I am a PhD student, blogging my way through research and PostGrad life.
After a couple of false starts, this blog has become an autoethnography – essentially a diary of my research process. My posts feature typewriters because they are a written record – and typewriters are the most photogenic tool for committing thoughts to words (even though I don’t use one). I don’t know of any other biologists who use autoethnography as a research method, so this is unusual. We like to present ideas when they’re polished and publishable, and in a way that removes the observer as much as possible from the process of discovery. Because I am advocating a more reflexive way of doing science, I want to follow my own advice.
In my research, I am making an argument for an ontogenic and epistemological pluralism in biological research. That’s the overly academic and frankly pretentious way of describing it, but it’s also the most concise. One aspect, ontology, has to do with the inherent nature of reality. Currently in science we view reality as “thing” based, but I think there are sometimes advantages to seeing reality as process based instead. So, we should be able to do both – that’s pluralism.

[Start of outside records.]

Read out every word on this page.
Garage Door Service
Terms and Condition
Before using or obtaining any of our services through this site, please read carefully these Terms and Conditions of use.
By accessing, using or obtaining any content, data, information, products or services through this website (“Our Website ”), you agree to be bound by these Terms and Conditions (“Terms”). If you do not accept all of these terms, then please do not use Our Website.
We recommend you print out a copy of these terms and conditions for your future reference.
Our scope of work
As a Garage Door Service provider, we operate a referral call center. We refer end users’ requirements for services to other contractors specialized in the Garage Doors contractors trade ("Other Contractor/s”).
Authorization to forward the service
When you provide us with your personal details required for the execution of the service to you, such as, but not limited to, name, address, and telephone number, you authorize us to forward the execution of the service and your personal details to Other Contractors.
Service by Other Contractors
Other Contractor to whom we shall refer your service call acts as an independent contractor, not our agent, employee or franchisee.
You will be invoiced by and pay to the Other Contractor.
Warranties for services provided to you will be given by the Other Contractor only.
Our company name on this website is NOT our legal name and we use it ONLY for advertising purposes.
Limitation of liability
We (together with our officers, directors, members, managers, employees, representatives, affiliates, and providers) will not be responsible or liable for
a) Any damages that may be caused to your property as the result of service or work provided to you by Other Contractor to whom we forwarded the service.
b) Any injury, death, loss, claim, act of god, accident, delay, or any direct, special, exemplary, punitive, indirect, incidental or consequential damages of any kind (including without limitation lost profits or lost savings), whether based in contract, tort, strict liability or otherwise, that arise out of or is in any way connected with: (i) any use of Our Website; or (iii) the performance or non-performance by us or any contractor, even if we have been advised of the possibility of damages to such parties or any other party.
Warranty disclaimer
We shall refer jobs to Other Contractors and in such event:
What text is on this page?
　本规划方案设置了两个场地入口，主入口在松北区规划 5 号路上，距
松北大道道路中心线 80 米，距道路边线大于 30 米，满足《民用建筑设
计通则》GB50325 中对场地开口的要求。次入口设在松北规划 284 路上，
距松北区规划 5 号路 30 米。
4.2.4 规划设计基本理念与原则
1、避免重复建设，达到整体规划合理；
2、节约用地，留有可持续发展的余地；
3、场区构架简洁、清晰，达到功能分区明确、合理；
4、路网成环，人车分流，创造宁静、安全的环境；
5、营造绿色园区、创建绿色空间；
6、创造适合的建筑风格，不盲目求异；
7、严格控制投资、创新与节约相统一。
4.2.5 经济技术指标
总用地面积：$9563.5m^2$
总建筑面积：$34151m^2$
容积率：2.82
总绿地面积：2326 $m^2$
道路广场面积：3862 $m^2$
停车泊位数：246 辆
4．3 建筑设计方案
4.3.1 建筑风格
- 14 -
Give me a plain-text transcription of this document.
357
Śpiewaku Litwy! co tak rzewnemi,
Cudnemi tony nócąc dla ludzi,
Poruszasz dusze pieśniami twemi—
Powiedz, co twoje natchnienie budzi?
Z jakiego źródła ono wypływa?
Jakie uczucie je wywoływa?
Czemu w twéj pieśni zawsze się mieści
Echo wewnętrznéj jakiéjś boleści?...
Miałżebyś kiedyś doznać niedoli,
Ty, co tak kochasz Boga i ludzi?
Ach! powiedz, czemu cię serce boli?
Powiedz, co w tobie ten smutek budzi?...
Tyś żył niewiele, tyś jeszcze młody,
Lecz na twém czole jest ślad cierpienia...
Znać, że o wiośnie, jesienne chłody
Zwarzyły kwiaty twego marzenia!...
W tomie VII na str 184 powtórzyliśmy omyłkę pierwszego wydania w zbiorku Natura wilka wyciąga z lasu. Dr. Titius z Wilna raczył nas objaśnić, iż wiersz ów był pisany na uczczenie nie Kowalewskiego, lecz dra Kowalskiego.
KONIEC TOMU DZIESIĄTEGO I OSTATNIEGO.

Epistemology concerns how we know what we know. Science is founded on realism, the idea that there is an external reality that is independent of how we perceive it. But we know that the same fact or event can be percieved differently by different people. Second-order Science is an idea based in a constructivist epistemology – which means that as observers we are actually constructing our reality. Second-order Science is in its infancy, and while most agree that it can be applied to any type of science, in practice it has been applied mostly to the social sciences or humanities. I think it would make a great addition to our functional repertoire in biology. And both of these ideas – process ontology and Second-order Science – overlap nicely with Systems Theory, which is how I first got interested in this subject. A lot of fuss has been made about the potential of a systems approach to biology, but in practice very little progress has been made except in one specific area (essentially computational modelling of biological systems). Several scholars have argued that there’s more to systems theory – and biology is missing out on it. I think the reason is that we haven’t figured out a way to practically make use of some quite abstract ideas – we haven’t figured out the how.
I think (and hope) that at the intersection of these three ideas – process ontology, Second-order science, and systems theory – I can find or build (probably a bit of both) another way of doing biological research that can complement and expand on what is already being done. And, because it’s a bit much to want to change the face of all biology in one doctoral dissertation, I am conducting my research in the context of immunology. Nevertheless, these ideas apply to biology in general.
I don’t quite fit in anywhere; my academic background is a jumbled grab-bag of whatever I found interesting, and I am not an expert in anything. This research doesn’t fit nicely along departmental lines either. I’m not an immunologist, or a philosopher, or a systems theorist – I’m also not a modeller or an experimentalist. But in the space between, there’s plenty of room to build some bridges.